Seminarians for the Archdiocese of Louisville have answered several questions posed by the Vocation Office to help parishioners get to know them. Let’s hear from Cole McDowell.
What is the most surprising thing
about being a seminarian?
The most surprising thing about being a seminarian for me is the support I’ve received from strangers and friends alike. At a time when the priesthood is often met with great suspicion, I have been overwhelmed by the prayers, conversations, cards and messages from people both within and outside of the church. This calling really helps to develop one’s understanding of the church as the people of God because everyone has a stake in who serves them as a priest.
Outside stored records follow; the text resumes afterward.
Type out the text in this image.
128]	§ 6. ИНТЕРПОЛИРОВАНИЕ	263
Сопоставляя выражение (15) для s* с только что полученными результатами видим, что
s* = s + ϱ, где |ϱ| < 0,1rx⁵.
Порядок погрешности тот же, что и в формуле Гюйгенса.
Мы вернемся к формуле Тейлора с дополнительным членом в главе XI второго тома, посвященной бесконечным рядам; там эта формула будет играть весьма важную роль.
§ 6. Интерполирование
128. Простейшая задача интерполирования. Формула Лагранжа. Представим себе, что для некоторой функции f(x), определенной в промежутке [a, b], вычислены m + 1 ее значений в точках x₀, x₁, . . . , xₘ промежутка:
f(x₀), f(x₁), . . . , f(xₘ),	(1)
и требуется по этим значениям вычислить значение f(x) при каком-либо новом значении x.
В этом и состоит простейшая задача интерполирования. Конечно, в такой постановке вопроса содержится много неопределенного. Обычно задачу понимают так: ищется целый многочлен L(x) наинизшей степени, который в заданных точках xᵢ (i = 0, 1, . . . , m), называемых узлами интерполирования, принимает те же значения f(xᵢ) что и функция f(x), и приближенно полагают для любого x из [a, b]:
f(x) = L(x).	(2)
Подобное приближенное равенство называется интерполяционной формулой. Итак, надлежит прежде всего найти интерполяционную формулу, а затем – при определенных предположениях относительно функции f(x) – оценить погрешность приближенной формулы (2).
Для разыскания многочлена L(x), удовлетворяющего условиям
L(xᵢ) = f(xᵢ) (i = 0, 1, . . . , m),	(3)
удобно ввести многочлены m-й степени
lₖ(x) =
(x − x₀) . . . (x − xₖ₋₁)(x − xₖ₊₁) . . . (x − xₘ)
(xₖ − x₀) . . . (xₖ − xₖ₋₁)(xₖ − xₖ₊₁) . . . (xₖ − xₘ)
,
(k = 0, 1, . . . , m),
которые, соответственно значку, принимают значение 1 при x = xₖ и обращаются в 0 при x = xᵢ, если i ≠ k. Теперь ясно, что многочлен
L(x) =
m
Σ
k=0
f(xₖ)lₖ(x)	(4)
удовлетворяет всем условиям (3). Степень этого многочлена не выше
What do you like most about
being a seminarian?
The thing I like most about being a seminarian is having a social support network of men who are discerning the same vocation as me — men who are confronting their own shortcomings, growing in their spiritual lives, offering themselves to God’s people, and striving every day to live in union with God. While we come to know God primarily through the sacraments, we also come to know God through one another, and being surrounded by so many holy, positive people is a significant grace in the discernment process.
What would you say to a young man trying to figure out his calling in life?
Do not be afraid to reach out to a priest or a vocation director to talk about the priesthood! One of the things that held me back before entering seminary was an unreasonable fear of being “roped in” or pressured to apply to seminary if I began talking to a priest about discernment. The priests of the Archdiocese of Louisville are very good about encouraging you and accommodating you in your discernment, but they do not try to force this vocation upon anyone. That defeats the point!
Is there any person or saint whom you credit with interceding on your behalf to God for your vocational discernment?
I believe that the intercession of St. Augustine has been a great help to me in this process. I relate quite strongly to the story of his struggles — both moral and intellectual — and how he overcame them over the course of many years of rebelliousness, study and prayer. His prayers are a great resourcefor me because, in many ways, he has been where I have been.